On 14/12/2020 9:03 AM, Jackson22 wrote:
> On Sunday, 13 December 2020 at 17:26:45 UTC, rikki cattermole wrote:
>> On 14/12/2020 6:01 AM, Jackson22 wrote:
>>>>>
>>>>> `array = array.ptr[0..newLength];`
>>>>
>>>> You're setting yourself up for failure with that. What are you 
>>>> trying to "work around"? The allocation, or the initialization?
>>>
>>> How is avoiding an expensive potentially memory leaking operation 
>>> "setting yourself up for failure"?
>>
>> No bounds checking. That slice can extend into memory that isn't of 
>> that type or even allocated to the process.
> 
> No *automatic* bounds checking != no bounds checking.
> 
> There's a reason .ptr exist, I wish people would stop pretending that 
> using it where it is appropriate is somehow going to lead to failure 

I have used it in the past where appropriate with 0 issues resulting 
from it. I do not believe that this is the case here.

> when there are more successful programming languages that have zero 
> automatic bounds checking.

int[] a = [1, 2, 3];
assert(a.ptr is a.ptr[0 .. 4].ptr);

Out of bounds, runs successfully.

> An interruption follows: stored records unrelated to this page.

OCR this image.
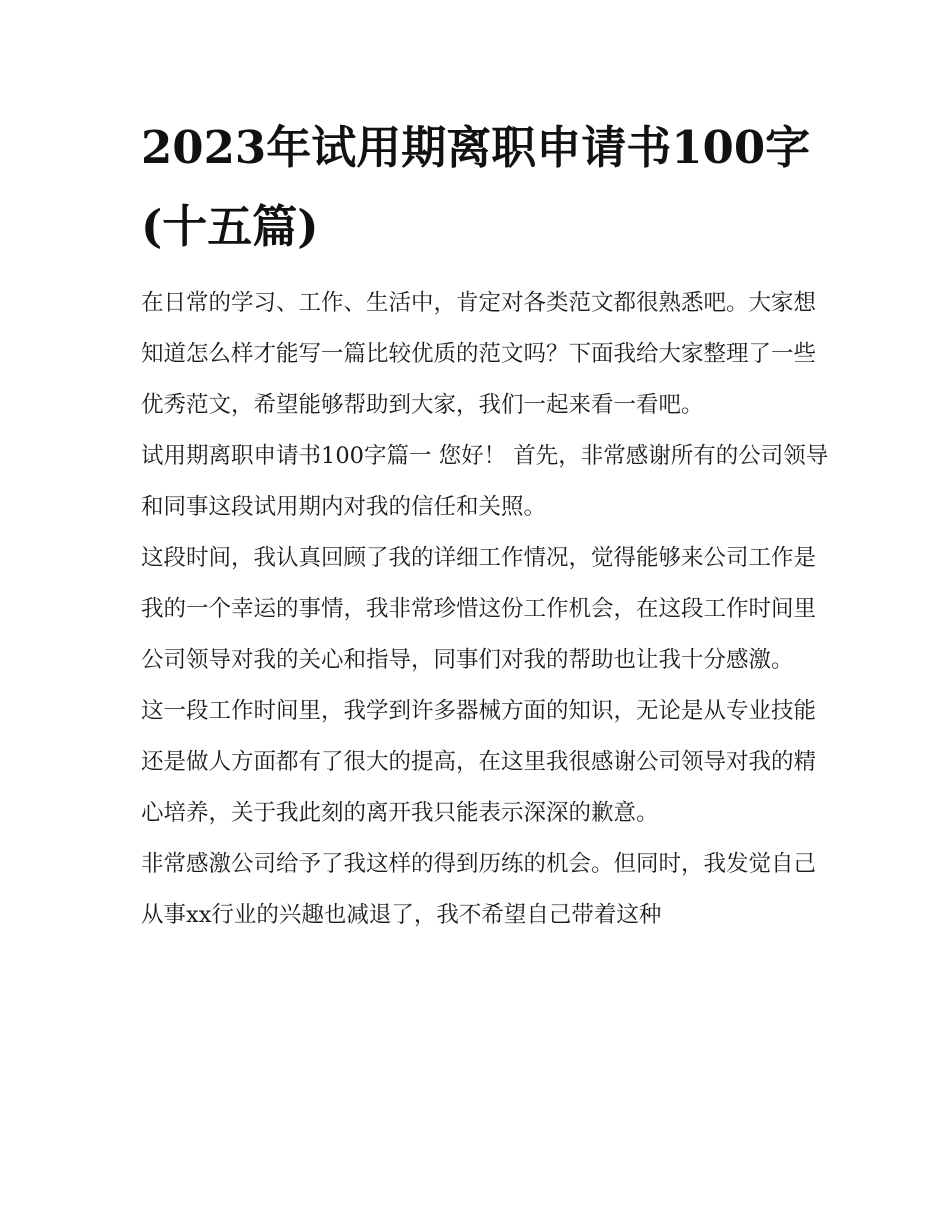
2023年试用期离职申请书100字(十五篇)

在日常的学习、工作、生活中，肯定对各类范文都很熟悉吧。大家想知道怎么样才能写一篇比较优质的范文吗？下面我给大家整理了一些优秀范文，希望能够帮助到大家，我们一起来看一看吧。

试用期离职申请书100字篇一 您好！ 首先，非常感谢所有的公司领导和同事这段试用期内对我的信任和关照。

这段时间，我认真回顾了我的详细工作情况，觉得能够来公司工作是我的一个幸运的事情，我非常珍惜这份工作机会，在这段工作时间里公司领导对我的关心和指导，同事们对我的帮助也让我十分感激。

这一段工作时间里，我学到许多器械方面的知识，无论是从专业技能还是做人方面都有了很大的提高，在这里我很感谢公司领导对我的精心培养，关于我此刻的离开我只能表示深深的歉意。

非常感激公司给予了我这样的得到历练的机会。但同时，我发觉自己从事xx行业的兴趣也减退了，我不希望自己带着这种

Doesn't mean that the GC is aware that 
it now has a length of 4.

int[] b = a;
b.length = 4;
assert(a.ptr !is b.ptr);

This is a case where .length is clearly doing the right thing.

int[] c = a;
c.length = 1;
assert(a.ptr is c.ptr);

>> By avoiding that "expensive" memory operation, you instead create a 
>> silent memory corruption in its place which is far worse.
> 
> Why did you quote expensive? Are you implying it isn't expensive? Are 
> you saying re-allocating 4 GB of memory every 6 ms isn't expensive?

Allocating memory is always more expensive than using a buffer where 
life times are known and predictable. You are right about that.

In this case, that isn't what is being described. If length is 
allocating, then that code was not designed to be used with a buffer.

The most expensive thing in this scenario is not allocating memory, it 
is silent memory corruption. Once corrupted not only can the process die 
at any point, but you can't trust its output any longer.